Theresa May’s great political skill, the driving force behind her career, has been the ability to keep her head down. The virtue of ducking out of the firing line is an important one in British politics. When promotion often comes through dead man’s shoes there is a delicate art to making sure others get hit by the flak, of walking through the food fight and coming out only mildly custard-stained. When the other leading figures in your party destroy themselves, and/or each other in ever more convoluted ways it can even get you all the way to being Prime Minister.
Which is where she is, holding a far more important, prestigious, and difficult job than this humble writer will ever hold (tread softly on my dreams commenters, especially regarding my commas), while facing down the traditional bane of Conservative leaders, infighting over Europe.
May’s recent victory (there’s an unusual start to a sentence) has confirmed her as the least unpopular of the possible options. Which, given the possible alternatives, is an achievement that ranks somewhere alongside being acclaimed as the party’s favourite STI (decide for yourselves which one matches each candidate).
It also means she can’t be challenged for a full year, which now seems an unimaginably long period at a time when new disasters come along so often that click-hunting headline writers have to find ways to communicate that this story is actually about a new shambolic crisis and not the one you read about half an hour ago.
The price for this was a promise not to lead the party into the next general election, which really is up there with a turkey making new year’s resolutions.

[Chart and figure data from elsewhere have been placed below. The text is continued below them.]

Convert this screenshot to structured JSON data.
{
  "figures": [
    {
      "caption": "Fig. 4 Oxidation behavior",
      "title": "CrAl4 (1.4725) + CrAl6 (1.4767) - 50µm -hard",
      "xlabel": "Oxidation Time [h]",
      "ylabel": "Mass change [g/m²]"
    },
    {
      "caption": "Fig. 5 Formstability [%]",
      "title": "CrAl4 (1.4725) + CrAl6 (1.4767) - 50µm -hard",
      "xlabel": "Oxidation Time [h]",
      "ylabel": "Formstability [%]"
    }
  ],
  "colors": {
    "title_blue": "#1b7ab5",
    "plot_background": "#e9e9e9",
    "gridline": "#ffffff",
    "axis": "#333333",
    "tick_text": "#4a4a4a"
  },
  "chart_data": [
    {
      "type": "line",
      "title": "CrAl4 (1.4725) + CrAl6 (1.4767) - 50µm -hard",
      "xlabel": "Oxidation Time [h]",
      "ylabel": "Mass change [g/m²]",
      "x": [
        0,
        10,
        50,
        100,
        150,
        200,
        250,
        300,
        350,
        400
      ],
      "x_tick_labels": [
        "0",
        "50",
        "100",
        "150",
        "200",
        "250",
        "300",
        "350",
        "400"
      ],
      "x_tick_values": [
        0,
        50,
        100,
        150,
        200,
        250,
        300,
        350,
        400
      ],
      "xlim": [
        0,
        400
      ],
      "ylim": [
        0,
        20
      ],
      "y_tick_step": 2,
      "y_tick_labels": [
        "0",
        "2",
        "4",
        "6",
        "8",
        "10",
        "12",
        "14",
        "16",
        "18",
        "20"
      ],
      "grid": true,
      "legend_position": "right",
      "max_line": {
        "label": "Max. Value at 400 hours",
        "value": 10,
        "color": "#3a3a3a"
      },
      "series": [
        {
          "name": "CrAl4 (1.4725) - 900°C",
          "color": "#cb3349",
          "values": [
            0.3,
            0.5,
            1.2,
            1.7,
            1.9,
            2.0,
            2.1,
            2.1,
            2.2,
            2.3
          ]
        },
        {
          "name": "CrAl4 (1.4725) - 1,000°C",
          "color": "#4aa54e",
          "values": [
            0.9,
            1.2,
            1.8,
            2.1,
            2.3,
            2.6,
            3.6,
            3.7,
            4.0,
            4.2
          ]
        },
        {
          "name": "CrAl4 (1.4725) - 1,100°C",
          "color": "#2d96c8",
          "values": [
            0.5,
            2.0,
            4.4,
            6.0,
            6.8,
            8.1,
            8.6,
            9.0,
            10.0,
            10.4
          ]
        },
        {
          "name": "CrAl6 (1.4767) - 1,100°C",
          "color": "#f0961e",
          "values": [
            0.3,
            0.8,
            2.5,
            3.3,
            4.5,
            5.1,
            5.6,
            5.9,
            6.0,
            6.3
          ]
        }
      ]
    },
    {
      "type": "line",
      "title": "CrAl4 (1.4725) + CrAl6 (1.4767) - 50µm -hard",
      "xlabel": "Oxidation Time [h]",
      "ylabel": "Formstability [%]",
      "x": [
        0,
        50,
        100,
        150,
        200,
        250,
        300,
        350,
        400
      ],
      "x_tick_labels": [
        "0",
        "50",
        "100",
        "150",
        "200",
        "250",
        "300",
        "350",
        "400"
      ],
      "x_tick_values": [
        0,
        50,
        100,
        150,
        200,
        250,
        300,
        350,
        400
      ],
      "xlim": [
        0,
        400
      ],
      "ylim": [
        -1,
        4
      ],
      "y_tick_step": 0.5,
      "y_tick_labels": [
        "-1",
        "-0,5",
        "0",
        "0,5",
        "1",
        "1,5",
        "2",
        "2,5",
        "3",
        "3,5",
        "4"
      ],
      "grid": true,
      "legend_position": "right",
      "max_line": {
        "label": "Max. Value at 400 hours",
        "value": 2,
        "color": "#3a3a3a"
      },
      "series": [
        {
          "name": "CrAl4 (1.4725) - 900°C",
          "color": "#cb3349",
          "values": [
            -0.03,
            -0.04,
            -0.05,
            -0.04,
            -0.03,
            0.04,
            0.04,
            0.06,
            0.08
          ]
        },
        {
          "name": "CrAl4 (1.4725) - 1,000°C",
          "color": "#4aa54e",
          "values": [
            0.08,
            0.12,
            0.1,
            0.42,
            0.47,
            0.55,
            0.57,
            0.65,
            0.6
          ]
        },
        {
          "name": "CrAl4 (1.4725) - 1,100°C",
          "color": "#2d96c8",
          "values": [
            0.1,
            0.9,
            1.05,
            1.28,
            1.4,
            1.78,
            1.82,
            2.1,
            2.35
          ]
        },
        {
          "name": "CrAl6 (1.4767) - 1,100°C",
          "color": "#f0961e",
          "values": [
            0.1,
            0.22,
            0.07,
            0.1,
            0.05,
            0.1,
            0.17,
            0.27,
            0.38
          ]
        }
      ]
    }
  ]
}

In the event of a snap election they’re hardly going to hold a leadership election (and there isn’t exactly an obvious, consensus, successor) and I don’t think many were expecting her to make it to a hypothetical 2022 election.
So having survived the internal rebellion (and I’m sure the ERG will now fall in line as model supporters) she simply has to retain the official confidence of Parliament with a Brexit vote due in January. Nicola Sturgeon, Vince Cable, et al have started a fun Christmas twitter game of baiting Jeremy Corbyn about calling a vote of no confidence (while avoiding the suggestion they could do it themselves and dare Corbyn not to fall in line).
Corbyn has been very reluctant to do so, probably because he is worried that he doesn’t have the votes and his failure would only strengthen May. The idea that Corbyn would be happier to see May push through a Brexit deal and take the associated blame rather than have to deal with the same policy and party problems himself is of course baseless speculation that I almost totally believe.
Which leads to my advice to Theresa May. Do what your opponent wants least, force a vote of confidence now. Dare the ERG to bring a Tory government down, let the DUP stare at Corbyn and decide if they’d really prefer him as Prime Minister. This is the closest to riding high you’re going to get so use the opportunity. If you wait for one of your opponents then it will be called at one of the many weak moments to come, stretching your premiership only makes its end more certainly soon.
Break the habit of a political lifetime and force the battle on your terms, you might just win.
P.S. If you lose and push the problems of pushing through Brexit into Corbyn’s lap it’s probably the best thing you can do for the long term prospects of the Conservative party. Might even help your legacy.